The issues discussed previously concerned the common parameter estimation routines used for underwriting analysis and some precautions in regard to interpreting and reporting the results. We made the point that various software applications available may produce results that computationally may differ; and with respect to understanding the results, it is important to know how individual calculations are being done.

In this post, we address (2) additional common issues that can complicate the use of regression analysis for underwriting. The first is sample size. We addressed the meaning of statistical significance in a previous series of posts, but it is straightforward that one should not draw statistical conclusions from a very small number of observation points.

However, in fair lending regression analysis where the outcome is binary and a number of explanatory factors are used in the model, even a seemingly large sample can become problematic. Here is why:

When using regression for underwriting analysis we are estimating probabilities of approval or denial based on a set of factors. The most common regression routines used in fair lending analysis (Logit or Probit) use Maximum Likelihood (MLE) for parameter estimation.

Maximum likelihood estimation requires us to assume a specific distribution (logistic for logit, normal for probit), and also requires a larger number of observations than does OLS. Logit and Probit estimation generally work well in large samples but can be severely biased in small samples.

Once we account for underwriting criteria, such as credit score, we are in effect estimating conditional probabilities. When the estimated probabilities are conditioned on multiple factors and then further for separate target and control groups, even large samples can become small very quickly.

This issue is exacerbated if all or many of the explanatory factors are categorical. In this case, each set of variables (i.e., in control group and with missing credit score) becomes a subsample or cell requiring a large number of observations by itself.

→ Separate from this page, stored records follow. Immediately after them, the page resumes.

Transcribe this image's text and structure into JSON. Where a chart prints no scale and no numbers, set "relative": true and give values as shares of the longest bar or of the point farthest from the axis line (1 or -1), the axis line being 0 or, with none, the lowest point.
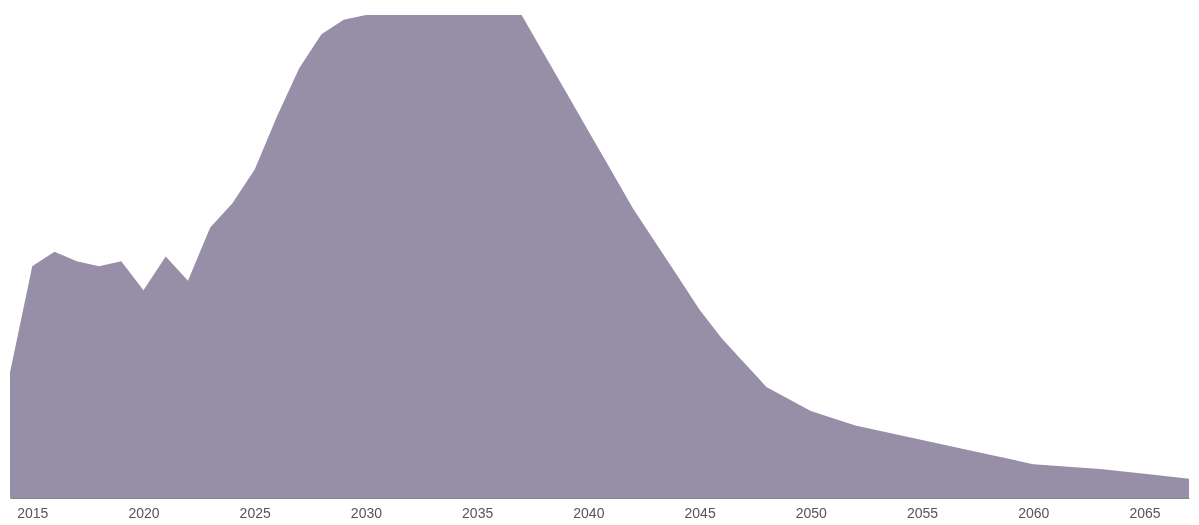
{
  "chart_data": {
    "type": "area",
    "relative": true,
    "grid": false,
    "x": [
      2014,
      2015,
      2016,
      2017,
      2018,
      2019,
      2020,
      2021,
      2022,
      2023,
      2024,
      2025,
      2026,
      2027,
      2028,
      2029,
      2030,
      2037,
      2038,
      2039,
      2040,
      2041,
      2042,
      2043,
      2044,
      2045,
      2046,
      2047,
      2048,
      2050,
      2052,
      2055,
      2058,
      2060,
      2063,
      2065,
      2067
    ],
    "series": [
      {
        "color": "#978ea8",
        "values": [
          0.26,
          0.48,
          0.51,
          0.49,
          0.48,
          0.49,
          0.43,
          0.5,
          0.45,
          0.56,
          0.61,
          0.68,
          0.79,
          0.89,
          0.96,
          0.99,
          1,
          1,
          0.92,
          0.84,
          0.76,
          0.68,
          0.6,
          0.53,
          0.46,
          0.39,
          0.33,
          0.28,
          0.23,
          0.18,
          0.15,
          0.12,
          0.09,
          0.07,
          0.06,
          0.05,
          0.04
        ]
      }
    ],
    "xlim": [
      2014,
      2067
    ],
    "xticks": [
      2015,
      2020,
      2025,
      2030,
      2035,
      2040,
      2045,
      2050,
      2055,
      2060,
      2065
    ]
  }
}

There are a number of methods to deal with small sample bias, and what method is chosen should be situation dependent. (For readers interested, there is vast literature available and one can simply search “Logit Rare Events” or something similar to find articles and information).

The second issue that is common in underwriting analysis is one that exists in most quantitative work and is known as Omitted Variable Bias (OVB). This condition occurs when a relevant explanatory variable is *left out* of a model with the effect of which attributed to a non-relevant variable that is *in* the model.

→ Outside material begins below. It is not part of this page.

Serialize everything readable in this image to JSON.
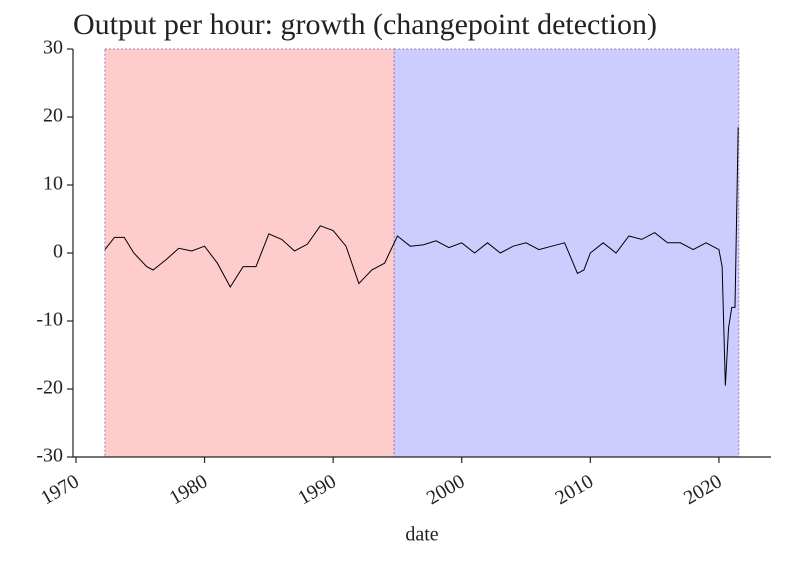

Although this is a possibility in many disciplines where regression analysis is used, it is common in underwriting analysis for fair lending specifically because it is often difficult to quantify and obtain data on every factor that could influence a credit decision.

Let’s consider an example that will demonstrate this in practice. For simplicity, Bank A makes its credit decisions for a particular product based solely on credit score of the applicant. It is the Bank’s policy to approve loans to any borrower with a score > or = 650 and deny loans to applicants that have scores less than this.

We review a sample of data, and we find that 10% of males were denied but 20% of females were denied. So there is correlation between being denied and being female. In reviewing the data, however, we find that females on average have much lower credit scores than males.

This suggests the disparity in the denial rates, therefore, is most likely a function of credit score rather than the applicant’s gender. *BUT*, if we estimate a model with only gender and leave out score, the effect of credit score will be attributed to gender since it is correlated with the outcome and credit score is not accounted for.

In summary, there are number of things to consider when drawing conclusions from regression analysis generally, but this is especially true with regard to underwriting analyses. The key to remember is that regression is a powerful and effective tool for evaluating fair lending compliance – but as with any tool, it must be understood and applied correctly.